Concluded from Table 14.2, the cumulative contribution rate of former 6 components has reached 96.08 %, which exceeds the prescribed 95 % and nearly contains whole information. Therefore, the paper selects the former 6 components to compose the final fault feature vector to achieve dimension reduction.

4.2 Simulation Results

Neurons of input layer and output layer of PCA-WNN are determined 6 and 3 based on the fault feature samples processed by PCA. Based on amounts of tests, neurons of hidden layer are determined 13. Learning rate is 0.01, momentum factor is 0.923 and target error is 0.01. Initial feature samples are taken as the input of wavelet neural network (WP-WNN) with network structure 8-13-3, while other parameters are the same as PCA-WNN. Training error curves of PCA-WNN and WP-WNN are shown in Figs. 14.1 and 14.2. Table 14.3 shows parts of output PCA-WNN, Table 14.4 is the diagnostic comparison of PCA-WNN and WP-WNN.

Fig. 14.1
figure 1

Training error curve of PCA-WNN

Fig. 14.2
figure 2

Training error curve of WP-WNN

Table 14.3 Parts of network output of PCA-WNN
Table 14.4 Diagnostic comparison of PCA-WNN and WP-WNN

Concluded from Figs. 14.1 and 14.2, when the target error of wavelet neural network is 0.01, the network error of PCA-WNN converges to 0.0098 at 84 steps, while WP-WNN needs 218 steps of training to reach 0.0099. As is seen in Tables 14.3 and 14.4, actual outputs of PCA-WNN are closely approximating the desired outputs with the fault diagnostic accuracy 97.22 %, while the diagnostic accuracy of WP-WNN is 86.11 %.

5 Conclusion

The paper proposes the fault diagnosis method of auxiliary inverter based on the PCA and wavelet neural network.
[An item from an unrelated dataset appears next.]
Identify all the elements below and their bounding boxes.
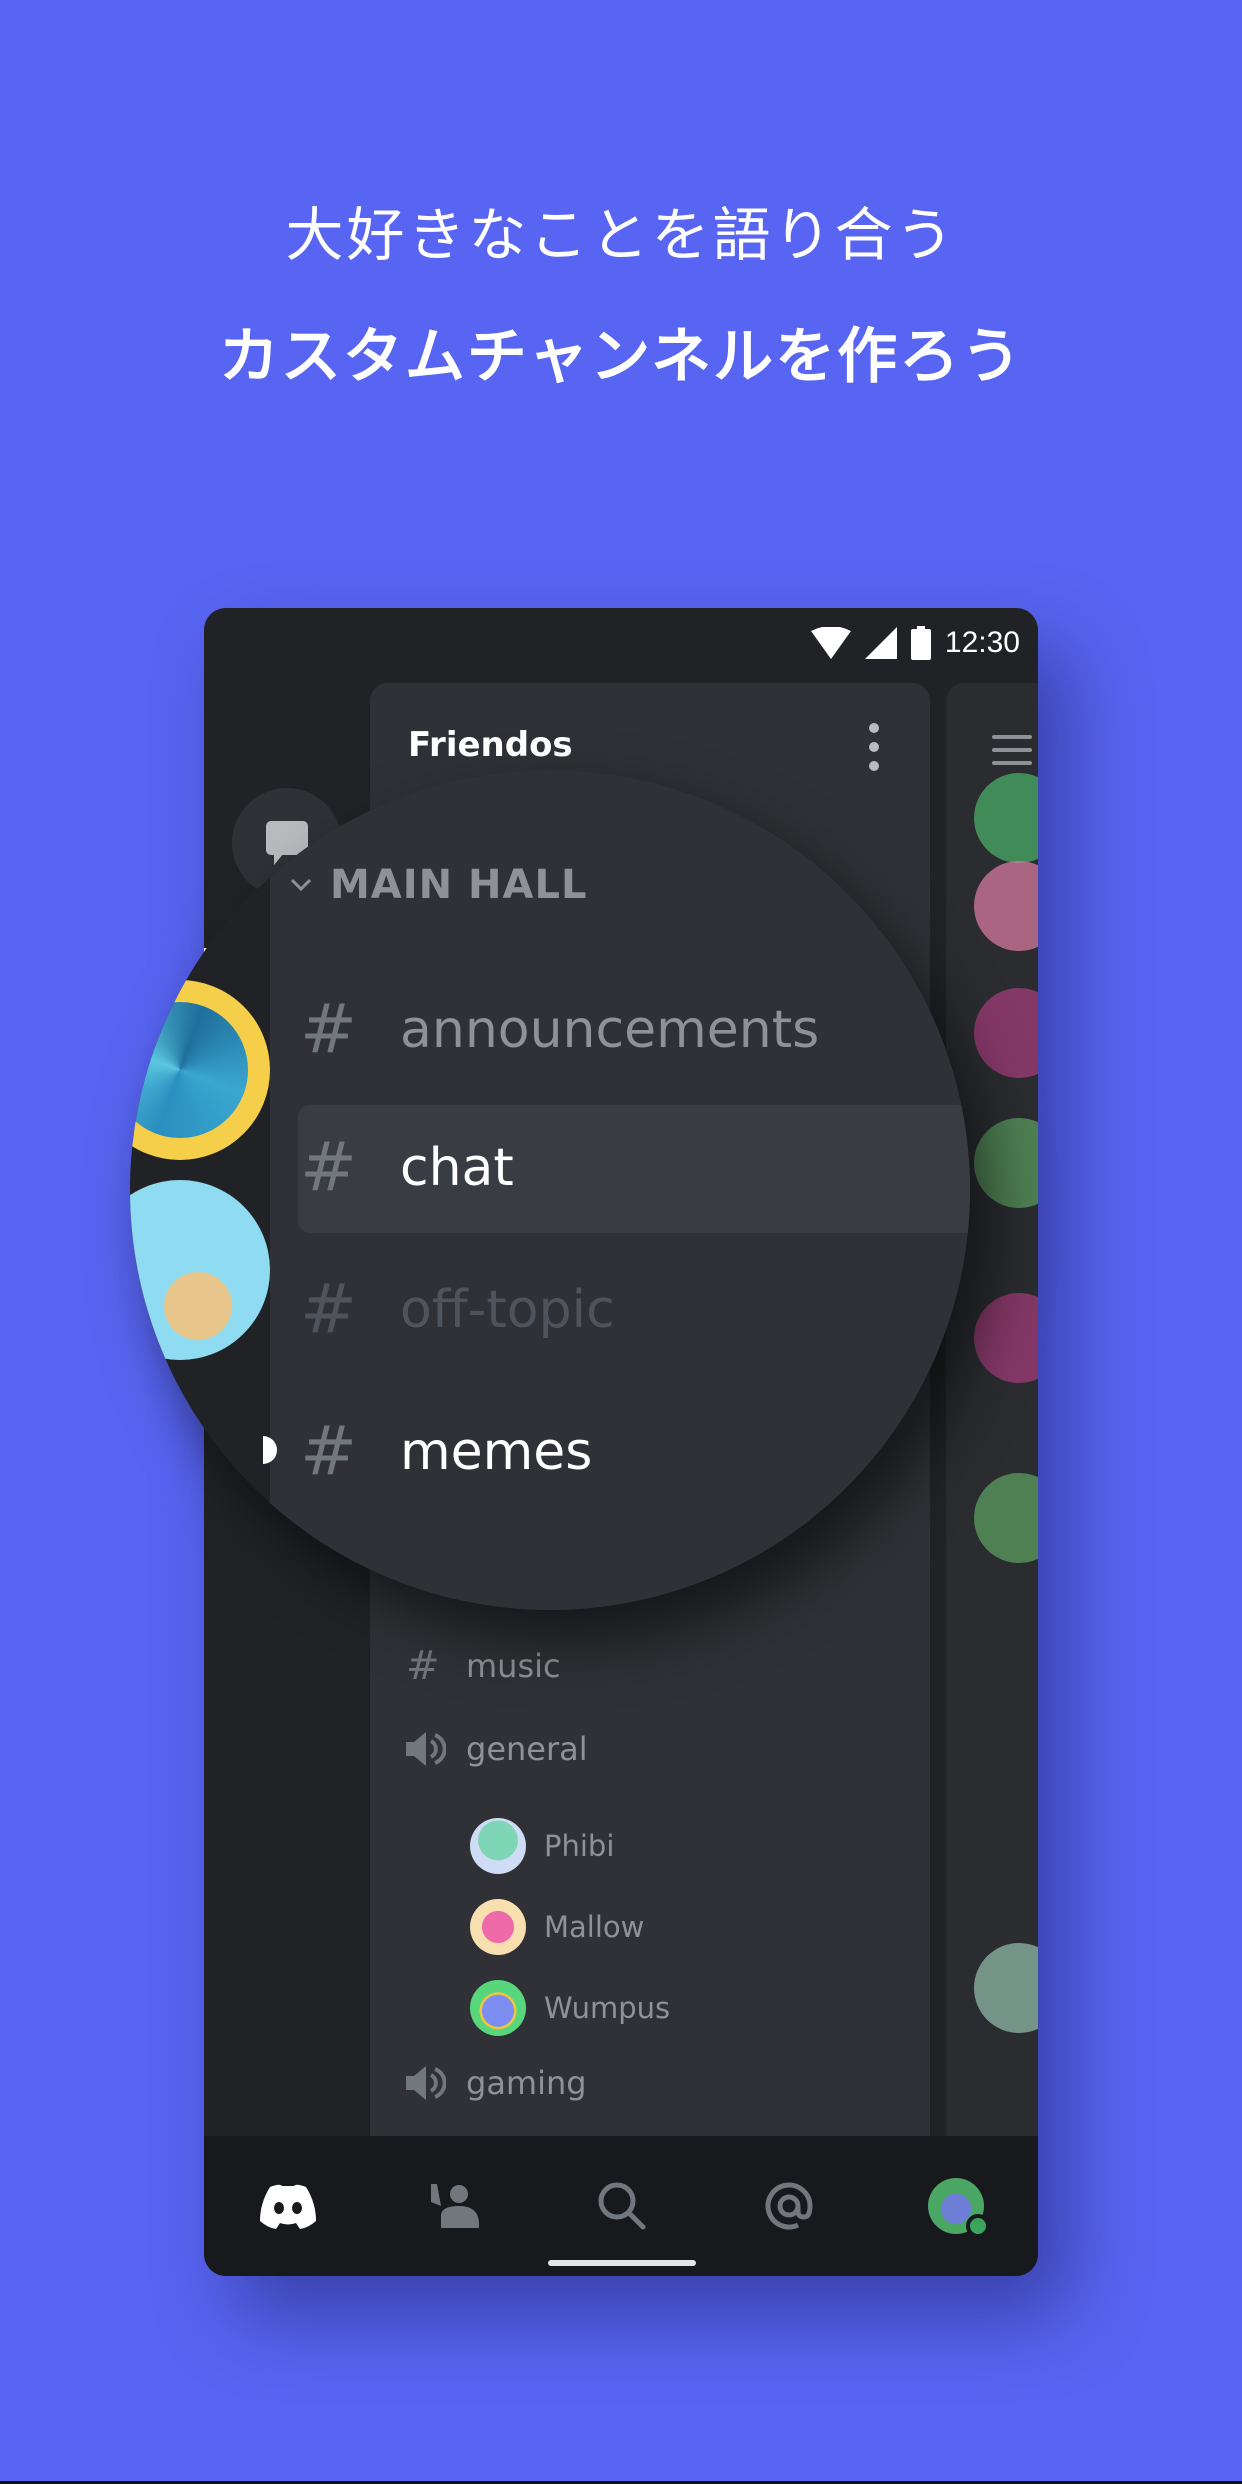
nav-mentions[interactable]	[757, 2174, 821, 2238]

Initial feature vector extracted by wavelet package transform indicates the energy variation of fault signal, while PCA reduces the dimension of feature vector and simplifies the network structure. Simulation results show that, the proposed diagnostic method has fast convergence and classification precision, which is applicable to the diagnosis of auxiliary inverter.